La vicenda recente della Borsalino, con il fallimento –
prima temuto, poi dichiarato - di una
Società che dal punto di vista industriale e commerciale starebbe, a quanto si
dice, decorosamente in piedi, ha destato
comprensibili sconcerto e preoccupazione
per i prossimi “atti” che il procedimento potrà comportare. Le cronache hanno
ben lasciato intendere che il “malpasso “ in cui è stata trascinata l’azienda
dipende da un intricato “pregresso” finanziario e giudiziale che deve ancora
trovare un punto fermo di caduta, ma
questa circostanza non ha attenuato i timori, anzi.
Nell’attesa che la vicenda si incanali, dopo vari
singulti, in un sentiero “socialmente
accettabile” , tornerebbe forse utile l’osservazione che, a livello di
cronache, commenti e moti d’opinione, suscitati, negli ultimi anni, dagli
alti-e-bassi dell’ azienda, la storia ultracentenaria della Borsalino risulta carente di una affidabile e fruibile “sistemazione” dei dati
e degli accadimenti riguardo agli ultimi quarant’anni, vale a dire dalla
conclusione (1979-80) della lunga permanenza di Teresio Usuelli al timone della
fabbrica, ad oggi.
Non mancano, per
questi quattro decenni, spezzoni di notizie e ricordi a ruota libera, ma il
collegamento logico e cronologico tra eventi, percezioni, protagonisti e
operazioni economiche manca, ovvero è
sostituito da una trama sfilacciata di “voci” che diventano fatti per via di
mera ripetizione: il contesto ideale per una “memoria selettiva” coltivata
secondo le vigenti, tempo per tempo, opportunità.
Del resto – carta canta -
l’opus magnum di Guido
Barberis sulla Borsalino, pubblicato, in pregiata edizione a cura della
Fondazione CRAL, solo nel 2007, un anno prima della immatura scomparsa
dell’Autore, si conclude di fatto con il passaggio di consegne (1980) dal
“vecchio capitano” Teresio Usuelli al più giovane tandem Vittorio
Vaccarino, della discendenza Borsalino, e AldoLucini, imprenditore alessandrino
del settore pelli e cuoio. Delle 530 pagine di testo e note del volume,
stampato dall’editore Boccassi, solo un paio
si prestano, infatti, a
costituire un veloce, simbolico raccordo con gli anni successivi,
nell’ipotesi, mi sembra di poter dire, che qualche studioso raccogliesse poi il
testimone e producesse un degno aggiornamento della storia Borsalino oltre
l’ingresso nel secolo attuale, se non
proprio ai giorni nostri.
In carenza di questa sistemazione, quantomeno dei fatti
societari e di pubblica rilevanza, potrà non solo essere trascurata la sequenza
dei controlli azionari della Società, Larini compreso, ma altresì la complessa
e per certi versi inedita (per il suo tempo) “triangolazione” di legittimi
interessi pubblici e privati (Azienda, Comune, Costruttori edili). Operazione
di grande portata intesa, in tempi stretti, a salvare la Borsalino -
impossibilitata a ristrutturarsi in un
sito esorbitante e obsoleto e costretta a rilocalizzarsi - e a preservare la
città, con importanti interventi urbanistici sostitutivi, dalla difficile
convivenza con un grande stabilimento (5 ettari tra Entro e Oltrecanale)

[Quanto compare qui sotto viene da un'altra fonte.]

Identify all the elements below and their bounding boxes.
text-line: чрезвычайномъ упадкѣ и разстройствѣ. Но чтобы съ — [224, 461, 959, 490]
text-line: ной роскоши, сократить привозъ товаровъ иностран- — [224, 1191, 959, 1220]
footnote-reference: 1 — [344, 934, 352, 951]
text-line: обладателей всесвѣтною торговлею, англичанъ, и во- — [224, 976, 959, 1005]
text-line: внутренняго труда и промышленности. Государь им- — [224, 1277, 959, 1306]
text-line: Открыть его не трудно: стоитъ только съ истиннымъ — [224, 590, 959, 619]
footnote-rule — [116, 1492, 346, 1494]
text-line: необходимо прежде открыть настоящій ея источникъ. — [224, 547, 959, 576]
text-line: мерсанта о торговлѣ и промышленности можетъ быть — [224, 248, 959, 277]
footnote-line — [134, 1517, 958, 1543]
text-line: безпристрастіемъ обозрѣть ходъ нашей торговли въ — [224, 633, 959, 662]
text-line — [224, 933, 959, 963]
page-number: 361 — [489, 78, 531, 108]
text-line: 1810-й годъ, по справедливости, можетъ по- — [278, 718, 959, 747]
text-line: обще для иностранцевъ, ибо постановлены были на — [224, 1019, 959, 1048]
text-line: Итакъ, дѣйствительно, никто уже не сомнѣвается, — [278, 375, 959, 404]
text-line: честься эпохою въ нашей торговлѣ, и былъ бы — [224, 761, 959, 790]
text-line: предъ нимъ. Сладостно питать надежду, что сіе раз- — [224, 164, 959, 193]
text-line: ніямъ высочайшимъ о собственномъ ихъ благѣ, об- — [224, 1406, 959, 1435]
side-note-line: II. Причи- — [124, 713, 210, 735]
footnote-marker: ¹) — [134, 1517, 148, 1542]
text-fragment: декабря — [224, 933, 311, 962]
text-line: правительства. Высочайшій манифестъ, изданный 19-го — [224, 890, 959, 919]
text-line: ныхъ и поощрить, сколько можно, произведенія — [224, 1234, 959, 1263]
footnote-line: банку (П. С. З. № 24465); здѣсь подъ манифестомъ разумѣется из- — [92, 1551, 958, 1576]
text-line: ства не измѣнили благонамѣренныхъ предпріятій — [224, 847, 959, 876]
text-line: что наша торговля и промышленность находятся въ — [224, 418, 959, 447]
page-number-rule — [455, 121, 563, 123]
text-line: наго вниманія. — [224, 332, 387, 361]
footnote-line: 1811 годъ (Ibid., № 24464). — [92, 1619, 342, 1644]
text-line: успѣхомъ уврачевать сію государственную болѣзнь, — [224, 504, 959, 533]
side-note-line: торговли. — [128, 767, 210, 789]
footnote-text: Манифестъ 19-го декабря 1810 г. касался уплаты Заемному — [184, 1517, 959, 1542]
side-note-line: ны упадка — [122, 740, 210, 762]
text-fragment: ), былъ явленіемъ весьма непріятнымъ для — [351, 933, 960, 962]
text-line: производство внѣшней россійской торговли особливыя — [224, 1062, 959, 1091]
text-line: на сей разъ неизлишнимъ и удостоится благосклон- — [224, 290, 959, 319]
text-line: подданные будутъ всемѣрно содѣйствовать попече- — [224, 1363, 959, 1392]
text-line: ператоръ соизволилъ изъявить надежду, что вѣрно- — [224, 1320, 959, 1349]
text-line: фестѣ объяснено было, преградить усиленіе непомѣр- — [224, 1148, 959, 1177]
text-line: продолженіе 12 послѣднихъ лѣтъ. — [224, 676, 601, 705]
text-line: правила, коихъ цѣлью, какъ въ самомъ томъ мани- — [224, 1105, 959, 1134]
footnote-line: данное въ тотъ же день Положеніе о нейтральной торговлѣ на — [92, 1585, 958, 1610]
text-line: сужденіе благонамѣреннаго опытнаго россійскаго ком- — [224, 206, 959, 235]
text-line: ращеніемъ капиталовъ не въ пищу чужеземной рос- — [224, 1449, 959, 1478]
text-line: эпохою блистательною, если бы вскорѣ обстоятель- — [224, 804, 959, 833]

desueto e destinato comunque all’abbandono di lungo corso. Per intenderci:
salvarci da un altro Zuccherificio in disarmo piazzato in centro città!
Di questa vasta e impegnativa operazione – sovrintesa dal
sindaco Mirabelli e che vide impegnati gli Studi d’architettura Gardella e
Portoghesi - viene ormai sempre e solo ricordata (vuoi con rimpianto, vuoi con acredine indefessa) la perdita della
Ciminiera con tanto di valore simbolico di un’epoca e di una manifattura.
L’auspicato avvento di un sequel al lavoro storico-documentario di Barberis,
servirebbe anche a ristabilire un senso delle proporzioni tra eventi, e
personaggi, che hanno prcorso la scena della Borsalino negli ultimi decenni.